LOS ANGELES
An Orange County man who operated a Ponzi scheme that promised large returns to victims who invested in debt obligations and in distressed real estate plead guilty today to two felonies — federal mail fraud and wire fraud charges.
William Donnelly Yotty, 69, who currently resides in Monarch Beach, admitted that he ran several Lodi-based companies that offered bogus investments in corporate debt obligations and distressed real estate that he and his salespeople could flip for substantial profit.
Yotty and others involved in the scheme raised more than $10 million in the debt obligation scheme, and more than $6 million in the real estate flipping scheme.

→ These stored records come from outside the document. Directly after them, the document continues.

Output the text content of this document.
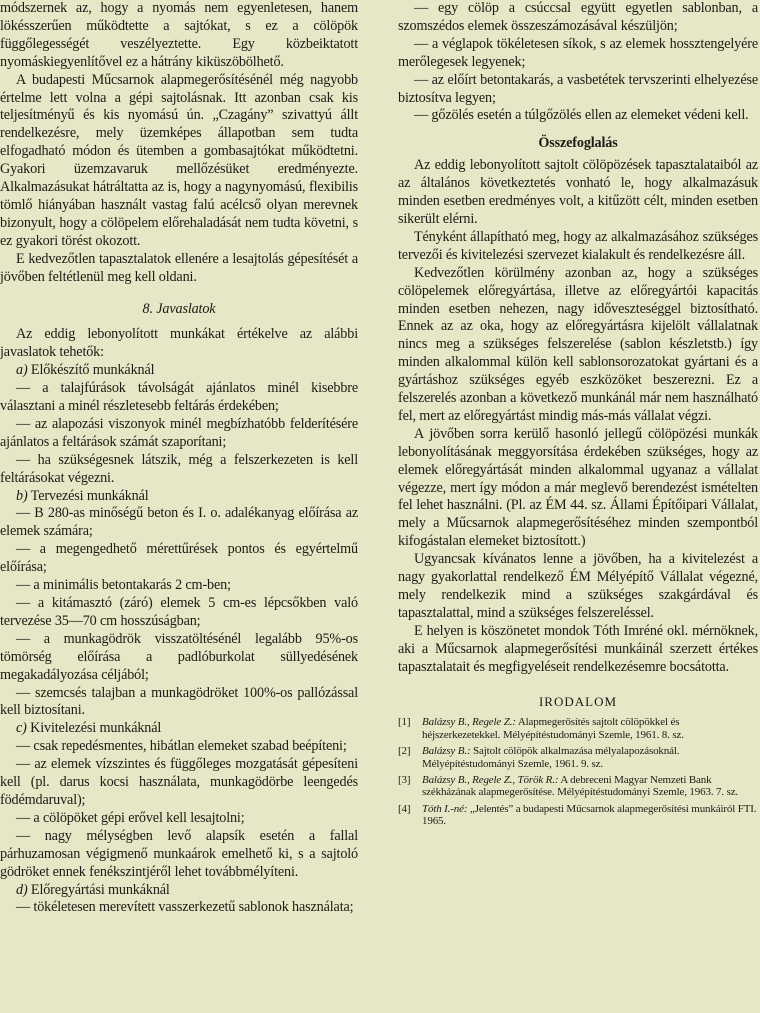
módszernek az, hogy a nyomás nem egyenletesen, hanem lökésszerűen működtette a sajtókat, s ez a cölöpök függőlegességét veszélyeztette. Egy közbeiktatott nyomáskiegyenlítővel ez a hátrány kiküszöbölhető.

A budapesti Műcsarnok alapmegerősítésénél még nagyobb értelme lett volna a gépi sajtolásnak. Itt azonban csak kis teljesítményű és kis nyomású ún. „Czagány” szivattyú állt rendelkezésre, mely üzemképes állapotban sem tudta elfogadható módon és ütemben a gombasajtókat működtetni. Gyakori üzemzavaruk mellőzésüket eredményezte. Alkalmazásukat hátráltatta az is, hogy a nagynyomású, flexibilis tömlő hiányában használt vastag falú acélcső olyan merevnek bizonyult, hogy a cölöpelem előrehaladását nem tudta követni, s ez gyakori törést okozott.

E kedvezőtlen tapasztalatok ellenére a lesajtolás gépesítését a jövőben feltétlenül meg kell oldani.

8. Javaslatok

Az eddig lebonyolított munkákat értékelve az alábbi javaslatok tehetők:

a) Előkészítő munkáknál

— a talajfúrások távolságát ajánlatos minél kisebbre választani a minél részletesebb feltárás érdekében;

— az alapozási viszonyok minél megbízhatóbb felderítésére ajánlatos a feltárások számát szaporítani;

— ha szükségesnek látszik, még a felszerkezeten is kell feltárásokat végezni.

b) Tervezési munkáknál

— B 280-as minőségű beton és I. o. adalékanyag előírása az elemek számára;

— a megengedhető mérettűrések pontos és egyértelmű előírása;

— a minimális betontakarás 2 cm-ben;

— a kitámasztó (záró) elemek 5 cm-es lépcsőkben való tervezése 35—70 cm hosszúságban;

— a munkagödrök visszatöltésénél legalább 95%-os tömörség előírása a padlóburkolat süllyedésének megakadályozása céljából;

— szemcsés talajban a munkagödröket 100%-os pallózással kell biztosítani.

c) Kivitelezési munkáknál

— csak repedésmentes, hibátlan elemeket szabad beépíteni;

— az elemek vízszintes és függőleges mozgatását gépesíteni kell (pl. darus kocsi használata, munkagödörbe leengedés födémdaruval);

— a cölöpöket gépi erővel kell lesajtolni;

— nagy mélységben levő alapsík esetén a fallal párhuzamosan végigmenő munkaárok emelhető ki, s a sajtoló gödröket ennek fenékszintjéről lehet továbbmélyíteni.

d) Előregyártási munkáknál

— tökéletesen merevített vasszerkezetű sablonok használata;

— egy cölöp a csúccsal együtt egyetlen sablonban, a szomszédos elemek összeszámozásával készüljön;

— a véglapok tökéletesen síkok, s az elemek hossztengelyére merőlegesek legyenek;

— az előírt betontakarás, a vasbetétek tervszerinti elhelyezése biztosítva legyen;

— gőzölés esetén a túlgőzölés ellen az elemeket védeni kell.

Összefoglalás

Az eddig lebonyolított sajtolt cölöpözések tapasztalataiból az az általános következtetés vonható le, hogy alkalmazásuk minden esetben eredményes volt, a kitűzött célt, minden esetben sikerült elérni.

Tényként állapítható meg, hogy az alkalmazásához szükséges tervezői és kivitelezési szervezet kialakult és rendelkezésre áll.

Kedvezőtlen körülmény azonban az, hogy a szükséges cölöpelemek előregyártása, illetve az előregyártói kapacitás minden esetben nehezen, nagy időveszteséggel biztosítható. Ennek az az oka, hogy az előregyártásra kijelölt vállalatnak nincs meg a szükséges felszerelése (sablon készletstb.) így minden alkalommal külön kell sablonsorozatokat gyártani és a gyártáshoz szükséges egyéb eszközöket beszerezni. Ez a felszerelés azonban a következő munkánál már nem használható fel, mert az előregyártást mindig más-más vállalat végzi.

A jövőben sorra kerülő hasonló jellegű cölöpözési munkák lebonyolításának meggyorsítása érdekében szükséges, hogy az elemek előregyártását minden alkalommal ugyanaz a vállalat végezze, mert így módon a már meglevő berendezést ismételten fel lehet használni. (Pl. az ÉM 44. sz. Állami Építőipari Vállalat, mely a Műcsarnok alapmegerősítéséhez minden szempontból kifogástalan elemeket biztosított.)

Ugyancsak kívánatos lenne a jövőben, ha a kivitelezést a nagy gyakorlattal rendelkező ÉM Mélyépítő Vállalat végezné, mely rendelkezik mind a szükséges szakgárdával és tapasztalattal, mind a szükséges felszereléssel.

E helyen is köszönetet mondok Tóth Imréné okl. mérnöknek, aki a Műcsarnok alapmegerősítési munkáinál szerzett értékes tapasztalatait és megfigyeléseit rendelkezésemre bocsátotta.

IRODALOM

[1]	Balázsy B., Regele Z.: Alapmegerősítés sajtolt cölöpökkel és héjszerkezetekkel. Mélyépítéstudományi Szemle, 1961. 8. sz.
[2]	Balázsy B.: Sajtolt cölöpök alkalmazása mélyalapozásoknál. Mélyépítéstudományi Szemle, 1961. 9. sz.
[3]	Balázsy B., Regele Z., Török R.: A debreceni Magyar Nemzeti Bank székházának alapmegerősítése. Mélyépítéstudományi Szemle, 1963. 7. sz.
[4]	Tóth I.-né: „Jelentés” a budapesti Műcsarnok alapmegerősítési munkáiról FTI. 1965.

When the schemes collapsed, approximately 240 investors lost over $14 million, according to officials.
Using companies he operated under the names Global Capital Associates, Inc.; Infostar Systems, Inc.; Pacific Financial Solutions, Inc.; and The Money People, Inc., Yotty solicited money from victims by promising annual interest rates as high as 25 percent.
Yotty is facing up to 40 years in prison. Sentencing is scheduled for Nov. 23, officials said.
In the first scheme, which ran from the spring of 2007 through 2009, Yotty and his associates “offered victims investments in convertible debentures (CDs), promissory notes and other financial instruments that defendant falsely and fraudulently represented and promised were safe and secure and would pay substantial interest,” according to the plea agreement.
Yotty and salesmen working for him told prospective investors that the companies issuing the debt had sufficient income to pay the promised interest on the investments, and that the capital investment would be returned when the notes matured.
“In fact, as defendant then well knew, the returns were not guaranteed and the investors’ principal was not secure because the only way defendant could fund the ‘interest’ payments he promised to investors was with other investors’ money,” Yotty admitted in his plea agreement.
In the second scheme, which was run through a company he called Fortuno, Inc. and took place during roughly the same time at the first scheme, Yotty offered victims the opportunity to purchase foreclosed real estate at below-market prices, which would allow them to resell, or “flip,” the properties at two or three times their purchase price, officials said.
In fact, Yotty himself was flipping the properties to the investors at substantial profits for himself.
Yotty concealed from the investors that the price they were paying for the properties was double or triple what Fortuno had paid, and that this inflated price would prevent the victims from realizing any profit of their own, according to authorities.
As a further inducement to invest in Fortuno, officials said Yotty and his salespeople also falsely promised victims that the properties were in livable condition and that Fortuno would manage the properties until the promised resale.
The investigation was conducted by the FBI.